🤖 AI Summary
This study investigates the relationship between pretraining data and downstream benchmark performance in language models, challenging the assumption that standard evaluation benchmarks are truly out-of-distribution. Through controlled experiments using models ranging from 400M to 3B parameters and diverse pretraining corpora, the authors analyze word-level unigram cross-entropy and word frequency statistics. They find that the lexical overlap between evaluation sets and pretraining data significantly influences zero-shot performance: word-level unigram cross-entropy exhibits a strong negative correlation with model accuracy, and larger pretraining corpora with lexical distributions closer to those of the evaluation sets substantially improve downstream results. These findings suggest that current mainstream benchmarks are only weakly out-of-distribution, thereby questioning conventional interpretations of out-of-distribution generalization in language models.
📝 Abstract
Understanding what constitutes high-quality pre-training data remains a central question in language model training. In this work, we investigate whether benchmark performance is primarily driven by the degree of statistical pattern overlap between pre-training corpora and evaluation datasets.
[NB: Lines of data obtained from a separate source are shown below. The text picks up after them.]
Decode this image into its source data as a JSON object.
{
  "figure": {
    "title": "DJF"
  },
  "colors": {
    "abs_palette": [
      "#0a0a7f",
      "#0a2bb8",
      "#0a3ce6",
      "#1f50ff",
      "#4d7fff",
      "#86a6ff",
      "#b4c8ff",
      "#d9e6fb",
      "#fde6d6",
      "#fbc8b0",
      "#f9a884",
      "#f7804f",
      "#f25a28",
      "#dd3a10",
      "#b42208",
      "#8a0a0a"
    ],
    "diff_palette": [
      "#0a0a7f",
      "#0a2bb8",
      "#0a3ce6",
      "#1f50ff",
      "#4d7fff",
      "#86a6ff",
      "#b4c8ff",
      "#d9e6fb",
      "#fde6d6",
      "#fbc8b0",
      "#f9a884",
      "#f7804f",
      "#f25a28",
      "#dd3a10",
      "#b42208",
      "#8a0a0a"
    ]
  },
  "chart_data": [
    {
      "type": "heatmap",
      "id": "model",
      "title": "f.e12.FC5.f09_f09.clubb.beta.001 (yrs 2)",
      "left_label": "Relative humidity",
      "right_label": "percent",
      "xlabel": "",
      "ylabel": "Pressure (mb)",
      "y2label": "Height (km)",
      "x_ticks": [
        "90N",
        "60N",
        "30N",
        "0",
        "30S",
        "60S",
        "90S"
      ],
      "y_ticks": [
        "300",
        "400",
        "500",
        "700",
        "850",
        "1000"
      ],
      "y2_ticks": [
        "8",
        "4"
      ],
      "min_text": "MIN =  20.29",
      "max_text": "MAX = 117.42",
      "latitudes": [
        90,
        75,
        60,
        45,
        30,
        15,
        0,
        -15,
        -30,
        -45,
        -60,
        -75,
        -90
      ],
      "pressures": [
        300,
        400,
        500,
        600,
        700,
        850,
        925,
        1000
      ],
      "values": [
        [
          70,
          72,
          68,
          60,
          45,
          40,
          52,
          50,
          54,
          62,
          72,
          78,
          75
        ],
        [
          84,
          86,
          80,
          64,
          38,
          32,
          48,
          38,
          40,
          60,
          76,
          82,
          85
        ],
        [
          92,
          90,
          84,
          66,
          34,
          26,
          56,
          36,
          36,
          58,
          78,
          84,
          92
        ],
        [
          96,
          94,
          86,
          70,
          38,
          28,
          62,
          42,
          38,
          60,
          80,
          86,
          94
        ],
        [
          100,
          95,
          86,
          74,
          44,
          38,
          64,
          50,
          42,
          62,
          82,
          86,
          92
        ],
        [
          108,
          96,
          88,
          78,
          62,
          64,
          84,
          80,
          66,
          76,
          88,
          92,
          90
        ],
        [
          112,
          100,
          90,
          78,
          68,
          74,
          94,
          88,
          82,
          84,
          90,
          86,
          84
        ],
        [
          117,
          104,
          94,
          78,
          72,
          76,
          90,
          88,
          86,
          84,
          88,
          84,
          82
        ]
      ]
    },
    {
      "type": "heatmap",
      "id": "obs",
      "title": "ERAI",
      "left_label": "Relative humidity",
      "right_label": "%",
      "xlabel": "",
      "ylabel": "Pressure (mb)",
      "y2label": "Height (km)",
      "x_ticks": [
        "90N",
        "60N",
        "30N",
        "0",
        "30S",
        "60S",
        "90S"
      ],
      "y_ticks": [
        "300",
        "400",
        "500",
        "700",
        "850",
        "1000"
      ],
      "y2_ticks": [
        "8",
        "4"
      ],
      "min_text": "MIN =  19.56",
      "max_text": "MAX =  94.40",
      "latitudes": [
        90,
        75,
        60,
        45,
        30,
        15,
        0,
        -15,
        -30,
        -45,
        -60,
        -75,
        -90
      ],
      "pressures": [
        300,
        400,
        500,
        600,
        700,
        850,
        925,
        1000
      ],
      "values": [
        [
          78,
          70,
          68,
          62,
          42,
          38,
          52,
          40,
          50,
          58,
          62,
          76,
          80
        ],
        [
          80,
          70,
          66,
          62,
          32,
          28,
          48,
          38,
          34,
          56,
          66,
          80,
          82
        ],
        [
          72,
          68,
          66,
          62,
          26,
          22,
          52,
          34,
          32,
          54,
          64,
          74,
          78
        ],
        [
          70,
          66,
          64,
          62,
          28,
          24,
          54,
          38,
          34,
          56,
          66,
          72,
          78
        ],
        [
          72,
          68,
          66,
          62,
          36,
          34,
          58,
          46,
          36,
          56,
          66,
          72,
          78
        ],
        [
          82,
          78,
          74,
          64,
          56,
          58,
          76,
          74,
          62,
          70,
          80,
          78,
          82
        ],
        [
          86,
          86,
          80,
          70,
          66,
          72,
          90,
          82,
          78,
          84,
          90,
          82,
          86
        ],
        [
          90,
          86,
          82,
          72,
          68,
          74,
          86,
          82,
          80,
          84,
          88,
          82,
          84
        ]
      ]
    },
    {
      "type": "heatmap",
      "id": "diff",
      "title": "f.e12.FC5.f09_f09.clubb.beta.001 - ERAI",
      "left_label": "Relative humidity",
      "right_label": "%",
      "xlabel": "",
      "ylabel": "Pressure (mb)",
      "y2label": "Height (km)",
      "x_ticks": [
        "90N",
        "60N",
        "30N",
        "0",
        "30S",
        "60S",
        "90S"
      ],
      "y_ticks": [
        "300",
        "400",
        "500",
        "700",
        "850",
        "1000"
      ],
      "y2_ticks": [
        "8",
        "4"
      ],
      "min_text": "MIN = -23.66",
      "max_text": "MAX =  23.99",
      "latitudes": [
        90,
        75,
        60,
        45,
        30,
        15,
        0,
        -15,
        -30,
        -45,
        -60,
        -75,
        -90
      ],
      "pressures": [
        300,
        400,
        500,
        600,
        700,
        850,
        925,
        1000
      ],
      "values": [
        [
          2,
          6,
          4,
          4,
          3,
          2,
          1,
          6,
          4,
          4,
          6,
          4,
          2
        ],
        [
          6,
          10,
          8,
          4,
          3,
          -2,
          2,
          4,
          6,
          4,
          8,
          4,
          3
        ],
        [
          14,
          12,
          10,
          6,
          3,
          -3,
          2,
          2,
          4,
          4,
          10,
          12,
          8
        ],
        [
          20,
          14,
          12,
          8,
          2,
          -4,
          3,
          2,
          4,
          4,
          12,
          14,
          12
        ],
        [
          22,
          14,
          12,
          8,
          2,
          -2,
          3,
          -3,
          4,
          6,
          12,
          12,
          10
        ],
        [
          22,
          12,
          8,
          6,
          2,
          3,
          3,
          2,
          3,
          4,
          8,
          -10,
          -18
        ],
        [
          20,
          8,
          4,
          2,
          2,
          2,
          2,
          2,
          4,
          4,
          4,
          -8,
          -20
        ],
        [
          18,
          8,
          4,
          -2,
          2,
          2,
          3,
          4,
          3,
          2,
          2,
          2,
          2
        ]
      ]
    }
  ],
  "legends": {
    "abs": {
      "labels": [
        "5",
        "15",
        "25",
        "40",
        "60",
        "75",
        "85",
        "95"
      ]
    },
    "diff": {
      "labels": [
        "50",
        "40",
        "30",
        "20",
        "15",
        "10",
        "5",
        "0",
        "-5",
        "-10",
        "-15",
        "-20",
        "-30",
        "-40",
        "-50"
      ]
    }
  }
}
We measure this overlap using word-level unigram cross-entropy and word frequency statistics, and perform controlled experiments across $10$ zero-shot benchmarks, $4$ pre-training datasets spanning $8.5\mathrm{B}$ to $60\mathrm{B}$ tokens, and model sizes ranging from $400\mathrm{M}$ to $3\mathrm{B}$ parameters. Our results demonstrate a robust inverse relationship between word-level unigram cross-entropy and benchmark performance, suggesting that widely used benchmarks are strongly influenced by word overlap between training and evaluation data. Thus, larger pre-training subsets with similar word-level unigram cross-entropy yield improved downstream results, indicating that word frequency statistics play an additional role in shaping benchmark scores. Taken together, these results suggest that many standard benchmarks are only weakly out-of-distribution relative to pre-training corpora, so that simple word-overlap statistics predict benchmark performance.